Uczniowie nagle zaczęli masowo mdleć na apelu szkolnym. Szokująca hipoteza dyrektorki!
Na uroczystym apelu w Zespole Szkolno-Przedszkolnym w Łachowie aż 12 uczniów zgłosiło złe samopoczucie, a dwoje trafiło do szpitala. Strażacy niczego groźnego nie wykryli, okna były otwarte, a dyrektorka mówi o „efekcie domina”. Co dokładnie wydarzyło się na apelu w Łachowie i jakie wnioski wyciągnęła szkoła po nerwowym piątku?
Pierwsze minuty zamieszania
Piątek, 7 listopada 2025 r., sala gimnastyczna, apel przed Świętem Niepodległości. Najpierw źle czuje się jedno dziecko — nauczyciele wyprowadzają je na świeże powietrze. Po kilku minutach dołączają kolejne osoby z różnych części sali, skarżąc się na ból brzucha i głowy. Dyrekcja nie ryzykuje: wzywa straż i pogotowie, a budynek zostaje ewakuowany. Ostatecznie 12 uczniów mówi o złym samopoczuciu, dwoje profilaktycznie jedzie do szpitala. „Było nerwowo, ale zadziałaliśmy tak, jak trzeba” — relacjonuje szefowa placówki.
Kluczowy fakt? Sprzęt strażaków nie wykazał w powietrzu żadnych niebezpiecznych substancji. Jeszcze tego samego dnia jedna z uczennic dzwoni do szkoły, by uspokoić dorosłych, że czuje się dobrze.
Co udało się ustalić?
„Efekt domina” i liczby, które robią wrażenie
Dyrektorka Jadwiga Filipkowska ma roboczą hipotezę: mógł zadziałać „efekt domina” — mechanizm, w którym stres i niepokój szybko udzielają się grupie, potęgując objawy. Psychologowie określają to jako reakcję psychogenną, która może pojawić się nawet w dobrze znanym otoczeniu, gdy wyobraźnia i napięcie przejmują kontrolę. W takich sytuacjach pojedynczy przypadek złego samopoczucia potrafi uruchomić lawinę kolejnych reakcji, zwłaszcza wśród dzieci, które silniej przeżywają niepokój i reagują na emocje rówieśników.

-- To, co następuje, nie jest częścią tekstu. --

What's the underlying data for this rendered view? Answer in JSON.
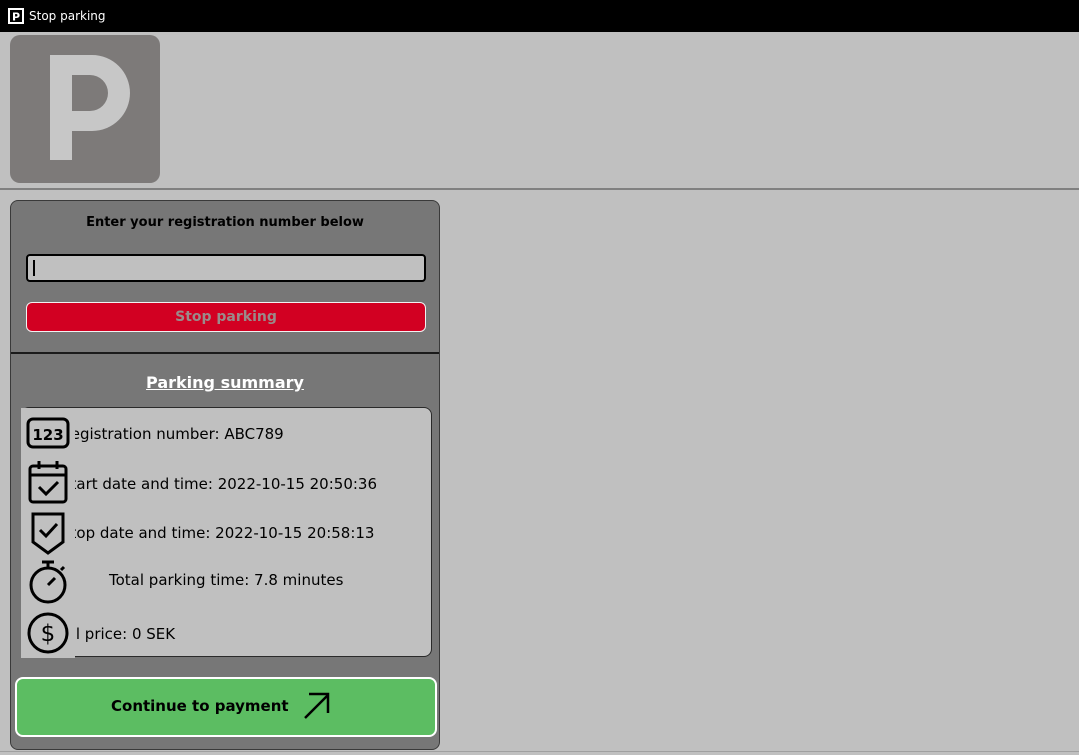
{
  "window": {
    "title": "Stop parking",
    "app_icon": "parking-icon"
  },
  "logo": {
    "letter": "P",
    "icon": "parking-logo"
  },
  "form": {
    "heading": "Enter your registration number below",
    "registration_value": "",
    "stop_button_label": "Stop parking",
    "colors": {
      "stop_button": "#d20022",
      "panel": "#777777"
    }
  },
  "summary": {
    "title": "Parking summary",
    "rows": [
      {
        "icon": "number-123-icon",
        "text": "Registration number: ABC789"
      },
      {
        "icon": "calendar-check-icon",
        "text": "Start date and time: 2022-10-15 20:50:36"
      },
      {
        "icon": "shield-check-icon",
        "text": "Stop date and time: 2022-10-15 20:58:13"
      },
      {
        "icon": "stopwatch-icon",
        "text": "Total parking time: 7.8 minutes"
      },
      {
        "icon": "dollar-coin-icon",
        "text": "Total price: 0 SEK"
      }
    ]
  },
  "payment": {
    "button_label": "Continue to payment",
    "icon": "arrow-up-right-icon",
    "color": "#5cbd62"
  }
}
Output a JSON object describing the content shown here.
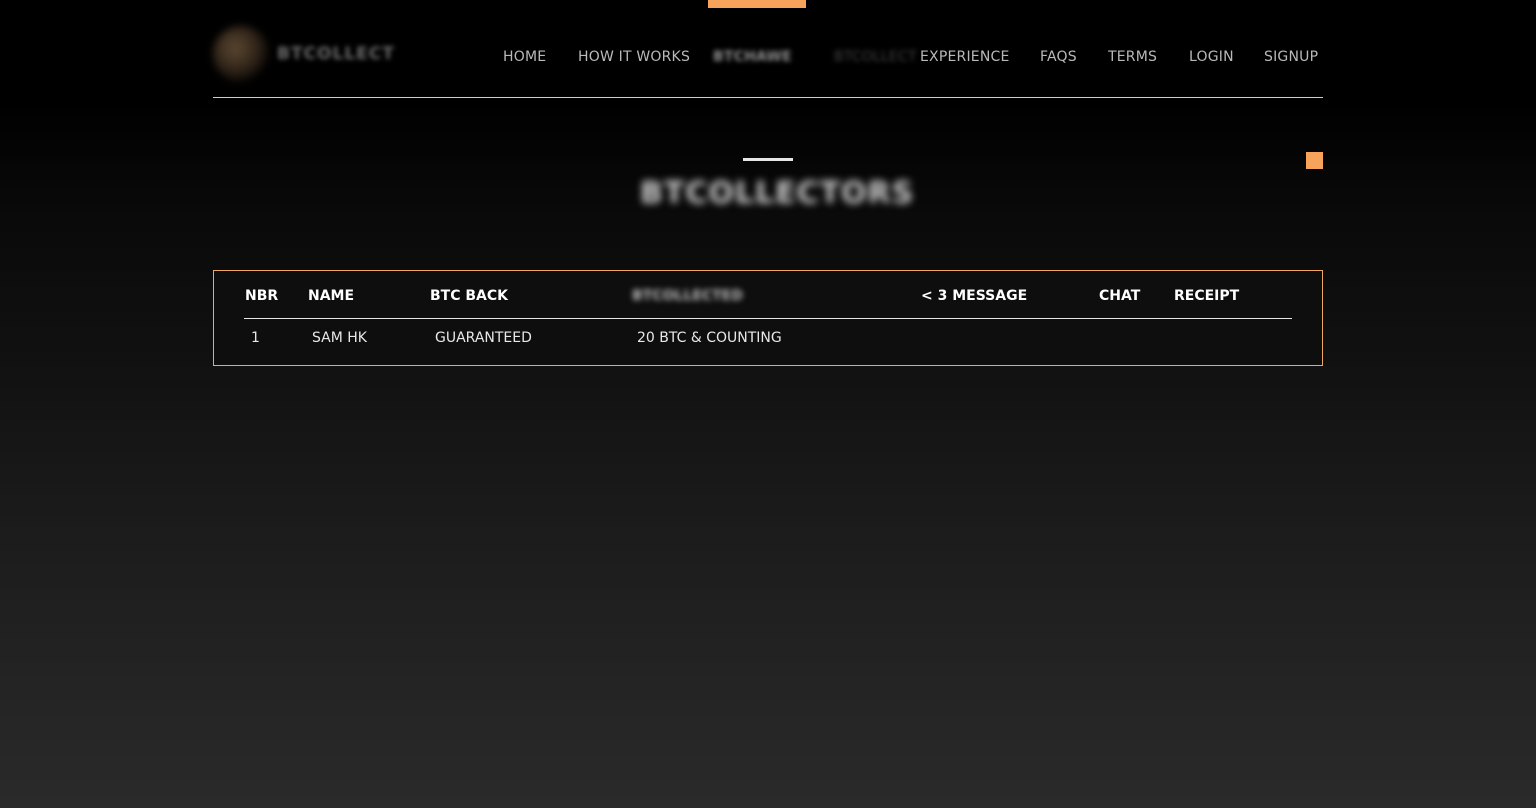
{
  "brand": {
    "name": "BTCOLLECT"
  },
  "nav": {
    "home": "HOME",
    "how_it_works": "HOW IT WORKS",
    "blurred_item_1": "BTCHAWE",
    "blurred_item_2": "BTCOLLECT",
    "experience": "EXPERIENCE",
    "faqs": "FAQS",
    "terms": "TERMS",
    "login": "LOGIN",
    "signup": "SIGNUP"
  },
  "page": {
    "title_blurred": "BTCOLLECTORS"
  },
  "table": {
    "headers": {
      "nbr": "NBR",
      "name": "NAME",
      "btc_back": "BTC BACK",
      "blurred": "BTCOLLECTED",
      "message": "< 3 MESSAGE",
      "chat": "CHAT",
      "receipt": "RECEIPT"
    },
    "rows": [
      {
        "nbr": "1",
        "name": "SAM HK",
        "btc_back": "GUARANTEED",
        "collected": "20 BTC & COUNTING",
        "message": "",
        "chat": "",
        "receipt": ""
      }
    ]
  },
  "colors": {
    "accent": "#f7a35c",
    "background": "#000000",
    "table_border": "#f0a760"
  }
}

Nauczyciele z Łachowa mają przeszkolenie z pierwszej pomocy, a przy uczniach liczy się refleks i procedura: udzielenie pomocy na miejscu, szybki telefon po służby i kontakt z rodzicami. Ten schemat zadziałał bez zarzutu. Co istotne, sala, w której doszło do zdarzenia, regularnie gości szkolne uroczystości — od apeli po akademie, choćby październikowy Dzień Papieski. To podkreśla, że nie była to przypadkowa przestrzeń, lecz dobrze znane miejsce, w którym uczniowie czują się zwykle bezpiecznie. Dzięki temu łatwiej było opanować sytuację, choć emocje i tak sięgnęły wysoko.
Co dalej?
Co dalej po apelu w Łachowie? Reakcje i lekcje na przyszłość
Po pierwsze: spokój. Skoro mierniki nie wykazały zagrożenia, a dzieci po krótkim odpoczynku wracały do formy, priorytetem jest rozmowa i wsparcie emocjonalne — zwłaszcza po intensywnych, głośnych uroczystościach. Po drugie: komunikacja z rodzicami. Szkoła już tego dnia przekazała, co ustalono, i uspokoiła nastroje. Po trzecie: krótkie „post-mortem” procedur — co zadziałało, co można dopracować (np. wcześniejsze rozrzedzenie tłumu, dodatkowe przerwy na wietrzenie). Podobne sytuacje zdarzały się w innych szkołach w kraju i zwykle, po badaniach, wskazywano właśnie na reakcję łańcuchową stresu, a nie toksyczne opary czy awarie instalacji — taki wniosek padł choćby po wiosennym incydencie w Starej Wsi na Mazowszu. To cenna wskazówka, by profilaktykę budować nie tylko na czujnikach, ale i na… psychologii.
Na koniec najważniejsze: według relacji dyrekcji dzieci z Łachowa są bezpieczne, a szkoła nie zidentyfikowała przyczyny po swojej stronie.